Men and cooking. I don't know what it is about men and cooking in the kitchen. They seem to have an aversion to cooking in the kitchen, but they have no problem with grilling. That was my situation. I seldom cooked in the kitchen but I loved to grill. But now that I'm a geographic bachelor for a few months, it dawned on me: heat is heat. I'm now cooking in the kitchen. Tonight Cornish hens. I never knew it would be so easy. Literally less than ten minutes prep time; then, in the oven (the Cornish hen, not me) for an hour while I did other things, and that was it. Clean up was a snap. 

Chinese flu: I was going to add another note -- but then decided not to -- about Covid-19 tonight after I read this at Calculated Risk:

The US is now mostly reporting 700 thousand to 1 million tests per day. Based on the experience of other countries, the percent positive needs to be well under 5% to really push down new infections (probably close to 1%), so the US still needs to increase the number of tests per day significantly (or take actions to push down the number of new infections).

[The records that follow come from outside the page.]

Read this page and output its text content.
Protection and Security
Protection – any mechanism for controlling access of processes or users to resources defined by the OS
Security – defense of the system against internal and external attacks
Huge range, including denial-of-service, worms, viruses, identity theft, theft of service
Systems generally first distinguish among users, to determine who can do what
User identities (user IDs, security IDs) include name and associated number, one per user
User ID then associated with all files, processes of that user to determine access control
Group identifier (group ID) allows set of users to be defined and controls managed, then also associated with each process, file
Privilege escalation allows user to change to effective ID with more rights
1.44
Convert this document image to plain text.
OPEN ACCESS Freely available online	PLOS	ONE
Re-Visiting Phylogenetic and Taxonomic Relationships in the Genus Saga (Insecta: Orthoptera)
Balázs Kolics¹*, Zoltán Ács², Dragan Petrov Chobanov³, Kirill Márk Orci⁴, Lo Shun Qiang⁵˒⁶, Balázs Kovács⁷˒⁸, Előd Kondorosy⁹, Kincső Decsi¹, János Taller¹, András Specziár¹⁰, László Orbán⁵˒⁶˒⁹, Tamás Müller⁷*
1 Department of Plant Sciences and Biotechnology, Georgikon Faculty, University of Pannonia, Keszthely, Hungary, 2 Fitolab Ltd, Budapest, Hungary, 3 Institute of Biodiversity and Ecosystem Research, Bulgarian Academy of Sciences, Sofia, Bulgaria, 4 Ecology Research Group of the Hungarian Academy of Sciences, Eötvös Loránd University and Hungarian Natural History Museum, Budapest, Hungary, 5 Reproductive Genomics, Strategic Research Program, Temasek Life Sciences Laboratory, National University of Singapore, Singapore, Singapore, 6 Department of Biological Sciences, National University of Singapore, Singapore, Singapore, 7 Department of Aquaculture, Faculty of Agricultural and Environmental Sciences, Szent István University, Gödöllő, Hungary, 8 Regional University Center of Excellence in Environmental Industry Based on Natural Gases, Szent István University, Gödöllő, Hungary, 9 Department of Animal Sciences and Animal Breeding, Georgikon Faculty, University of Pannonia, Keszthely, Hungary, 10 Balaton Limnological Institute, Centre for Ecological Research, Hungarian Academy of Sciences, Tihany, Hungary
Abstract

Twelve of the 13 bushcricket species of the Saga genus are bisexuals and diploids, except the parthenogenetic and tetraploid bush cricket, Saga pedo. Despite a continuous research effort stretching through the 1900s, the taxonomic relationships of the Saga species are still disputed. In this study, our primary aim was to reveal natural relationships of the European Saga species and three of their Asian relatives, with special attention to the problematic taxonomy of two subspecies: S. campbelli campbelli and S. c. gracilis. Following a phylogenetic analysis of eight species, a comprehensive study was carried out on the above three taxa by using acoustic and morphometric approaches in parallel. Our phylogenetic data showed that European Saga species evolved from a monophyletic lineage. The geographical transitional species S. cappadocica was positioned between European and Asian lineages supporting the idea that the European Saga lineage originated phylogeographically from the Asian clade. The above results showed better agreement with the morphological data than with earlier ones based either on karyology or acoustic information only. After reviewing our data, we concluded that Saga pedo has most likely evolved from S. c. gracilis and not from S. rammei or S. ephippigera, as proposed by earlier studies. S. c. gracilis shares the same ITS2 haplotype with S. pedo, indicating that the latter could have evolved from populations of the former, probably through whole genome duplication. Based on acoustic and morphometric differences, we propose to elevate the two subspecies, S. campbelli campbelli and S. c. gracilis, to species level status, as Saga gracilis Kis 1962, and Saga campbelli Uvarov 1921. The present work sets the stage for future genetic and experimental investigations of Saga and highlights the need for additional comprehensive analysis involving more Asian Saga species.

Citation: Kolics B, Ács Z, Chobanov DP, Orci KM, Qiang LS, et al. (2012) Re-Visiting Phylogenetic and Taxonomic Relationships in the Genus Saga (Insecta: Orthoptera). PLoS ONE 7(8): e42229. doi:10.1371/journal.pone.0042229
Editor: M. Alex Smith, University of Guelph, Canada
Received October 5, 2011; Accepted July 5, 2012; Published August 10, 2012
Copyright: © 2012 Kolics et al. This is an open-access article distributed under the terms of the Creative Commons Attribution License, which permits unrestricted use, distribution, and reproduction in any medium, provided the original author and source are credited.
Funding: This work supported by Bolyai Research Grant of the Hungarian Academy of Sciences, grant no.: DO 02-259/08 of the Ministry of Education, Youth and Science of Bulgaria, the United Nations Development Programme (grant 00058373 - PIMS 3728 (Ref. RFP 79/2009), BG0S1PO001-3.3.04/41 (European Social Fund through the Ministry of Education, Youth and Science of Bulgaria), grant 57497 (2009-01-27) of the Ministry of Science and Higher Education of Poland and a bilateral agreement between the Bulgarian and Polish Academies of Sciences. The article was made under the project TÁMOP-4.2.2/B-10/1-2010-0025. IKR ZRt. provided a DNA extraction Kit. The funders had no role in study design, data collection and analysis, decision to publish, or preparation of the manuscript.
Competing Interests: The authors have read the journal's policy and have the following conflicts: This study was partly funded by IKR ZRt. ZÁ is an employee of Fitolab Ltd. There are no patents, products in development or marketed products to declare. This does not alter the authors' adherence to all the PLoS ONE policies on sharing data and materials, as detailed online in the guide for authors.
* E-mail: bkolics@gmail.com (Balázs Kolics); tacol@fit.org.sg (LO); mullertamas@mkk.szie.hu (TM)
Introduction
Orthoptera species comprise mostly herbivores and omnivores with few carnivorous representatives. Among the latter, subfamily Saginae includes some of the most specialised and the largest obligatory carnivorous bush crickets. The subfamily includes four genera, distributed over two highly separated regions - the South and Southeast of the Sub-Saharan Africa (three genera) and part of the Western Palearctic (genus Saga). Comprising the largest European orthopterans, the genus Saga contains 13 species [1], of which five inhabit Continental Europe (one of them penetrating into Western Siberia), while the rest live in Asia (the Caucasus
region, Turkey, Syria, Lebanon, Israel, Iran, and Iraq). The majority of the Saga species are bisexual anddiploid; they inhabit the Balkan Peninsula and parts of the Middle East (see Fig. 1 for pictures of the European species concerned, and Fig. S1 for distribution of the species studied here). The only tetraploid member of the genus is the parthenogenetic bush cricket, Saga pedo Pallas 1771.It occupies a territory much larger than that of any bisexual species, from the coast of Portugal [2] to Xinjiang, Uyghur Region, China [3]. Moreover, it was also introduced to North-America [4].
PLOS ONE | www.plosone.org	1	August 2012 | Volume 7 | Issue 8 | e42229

There were 1,079,375 test results reported over the last 24 hours.

There were 57,148 positive tests. That's 5.3%.

Misuse of the internet. I frequently get a short note from a reader / family member / friend. If the sender sends the e-mail from their workplace, it often includes a signature block and a confidential statement / disclaimer several times longer than the message itself. I don't know if folks realize that that's against the internet law. It is a waste of broadband resources to use e-mail for a short, short note when a text message would suffice. By misusing e-mail when a text message could do just as well, one is contributing to global warming and we're all going to die a horrible death. A "friend of the earth" asked me to put this on the blog as a reminder. I'm just the messenger.